The virus infection inhibitor according to claim 1, wherein the carrier has a D50 particle diameter of 0.1 to 200 μm.
Claim 1 or Claim 2, wherein the mass ratio of the virus infection inhibiting compound to the carrier (mass of the virus infection inhibiting compound/mass of the carrier) is 0.02 to 10. virus infection inhibitor.
The virus infection inhibitor according to claim 1 or 2, wherein the carrier has a specific surface area of 50 to 1000 m 2 /g.
The virus infection inhibiting agent according to claim 1 or 2, wherein the virus infection inhibiting compound is a polymer having a weight average molecular weight of 1000 or more.
The virus infection inhibiting agent according to claim 1 or 2, wherein the virus infection inhibiting compound is a polymer having a secondary amino group or a guanidine structure.
The virus infection inhibitor according to claim 1 or 2, which contains an antioxidant.

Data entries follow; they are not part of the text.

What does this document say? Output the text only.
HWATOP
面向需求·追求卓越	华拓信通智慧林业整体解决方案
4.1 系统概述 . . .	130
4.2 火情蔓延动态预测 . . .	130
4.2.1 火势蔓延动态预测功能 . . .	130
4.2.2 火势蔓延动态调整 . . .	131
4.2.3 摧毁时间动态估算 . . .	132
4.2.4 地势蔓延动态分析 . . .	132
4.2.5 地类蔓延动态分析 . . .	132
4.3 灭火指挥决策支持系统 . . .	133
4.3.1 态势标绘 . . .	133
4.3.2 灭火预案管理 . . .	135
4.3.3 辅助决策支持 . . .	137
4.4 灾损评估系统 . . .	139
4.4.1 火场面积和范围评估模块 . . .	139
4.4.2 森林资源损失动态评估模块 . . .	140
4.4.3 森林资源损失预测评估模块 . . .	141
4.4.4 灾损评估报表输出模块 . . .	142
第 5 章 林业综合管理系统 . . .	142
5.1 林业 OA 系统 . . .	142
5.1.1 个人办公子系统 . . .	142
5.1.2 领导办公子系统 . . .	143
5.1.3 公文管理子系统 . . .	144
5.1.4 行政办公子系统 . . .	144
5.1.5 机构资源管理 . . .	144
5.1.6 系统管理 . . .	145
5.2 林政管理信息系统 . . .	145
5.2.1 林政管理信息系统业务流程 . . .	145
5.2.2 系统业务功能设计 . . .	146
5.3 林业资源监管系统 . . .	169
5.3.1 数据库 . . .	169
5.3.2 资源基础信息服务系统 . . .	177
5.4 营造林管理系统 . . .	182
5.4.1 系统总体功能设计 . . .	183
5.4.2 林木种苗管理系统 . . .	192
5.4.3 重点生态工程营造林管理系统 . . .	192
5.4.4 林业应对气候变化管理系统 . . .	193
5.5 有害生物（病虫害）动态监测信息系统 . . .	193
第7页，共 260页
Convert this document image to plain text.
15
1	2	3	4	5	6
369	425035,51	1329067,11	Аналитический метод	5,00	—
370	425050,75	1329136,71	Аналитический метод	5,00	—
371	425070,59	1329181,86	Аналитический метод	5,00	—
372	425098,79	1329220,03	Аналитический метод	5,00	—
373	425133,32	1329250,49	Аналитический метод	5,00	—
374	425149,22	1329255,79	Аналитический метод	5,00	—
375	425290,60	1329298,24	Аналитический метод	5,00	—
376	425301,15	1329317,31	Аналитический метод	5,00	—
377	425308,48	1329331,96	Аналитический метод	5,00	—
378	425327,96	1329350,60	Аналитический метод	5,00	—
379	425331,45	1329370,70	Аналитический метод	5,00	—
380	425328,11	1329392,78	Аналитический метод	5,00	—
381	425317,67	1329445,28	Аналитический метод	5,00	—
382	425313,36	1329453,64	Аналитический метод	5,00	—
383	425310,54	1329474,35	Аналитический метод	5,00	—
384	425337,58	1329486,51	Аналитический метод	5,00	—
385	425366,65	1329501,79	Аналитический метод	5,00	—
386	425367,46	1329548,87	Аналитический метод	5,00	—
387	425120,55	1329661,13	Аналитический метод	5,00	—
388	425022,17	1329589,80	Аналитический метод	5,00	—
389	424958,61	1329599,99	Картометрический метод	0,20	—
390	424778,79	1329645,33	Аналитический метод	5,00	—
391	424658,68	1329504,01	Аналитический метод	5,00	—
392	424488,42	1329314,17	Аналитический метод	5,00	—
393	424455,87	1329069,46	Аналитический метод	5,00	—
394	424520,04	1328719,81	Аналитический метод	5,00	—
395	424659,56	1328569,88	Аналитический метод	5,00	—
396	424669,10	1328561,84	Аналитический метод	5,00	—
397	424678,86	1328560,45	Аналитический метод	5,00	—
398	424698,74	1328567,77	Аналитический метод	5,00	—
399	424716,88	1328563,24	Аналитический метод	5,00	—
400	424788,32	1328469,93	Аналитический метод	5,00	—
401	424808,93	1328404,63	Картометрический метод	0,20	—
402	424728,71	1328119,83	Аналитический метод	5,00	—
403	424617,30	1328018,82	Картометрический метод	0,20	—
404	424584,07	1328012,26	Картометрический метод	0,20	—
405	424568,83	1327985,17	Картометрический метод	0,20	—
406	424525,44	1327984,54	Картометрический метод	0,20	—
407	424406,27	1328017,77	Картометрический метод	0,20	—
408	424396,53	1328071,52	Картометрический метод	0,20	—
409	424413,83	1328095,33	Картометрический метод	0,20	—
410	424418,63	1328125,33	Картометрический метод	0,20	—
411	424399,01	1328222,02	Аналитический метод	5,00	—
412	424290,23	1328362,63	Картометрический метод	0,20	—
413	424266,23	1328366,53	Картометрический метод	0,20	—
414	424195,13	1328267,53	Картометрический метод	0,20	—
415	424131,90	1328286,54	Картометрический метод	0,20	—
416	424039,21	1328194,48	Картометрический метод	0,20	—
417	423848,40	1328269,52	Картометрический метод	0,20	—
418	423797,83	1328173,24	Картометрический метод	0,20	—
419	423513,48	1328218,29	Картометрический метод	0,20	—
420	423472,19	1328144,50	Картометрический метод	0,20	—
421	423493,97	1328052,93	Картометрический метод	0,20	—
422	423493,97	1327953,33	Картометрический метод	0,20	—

A resin composition comprising a synthetic resin and the virus infection inhibitor according to claim 1 or 2.
The resin composition according to claim 8, which is used as a masterbatch for synthetic resin molding.
The resin composition according to claim 9, wherein the virus infection inhibitor contains an antioxidant.
11. The resin composition according to claim 10, wherein the antioxidant has a melting point of 200°C or less.
A virus infection inhibiting product comprising a base material and the virus infection inhibiting agent according to claim 1 or 2 contained in the base material.
The virus infection prevention product according to claim 12, wherein the base material is a paint.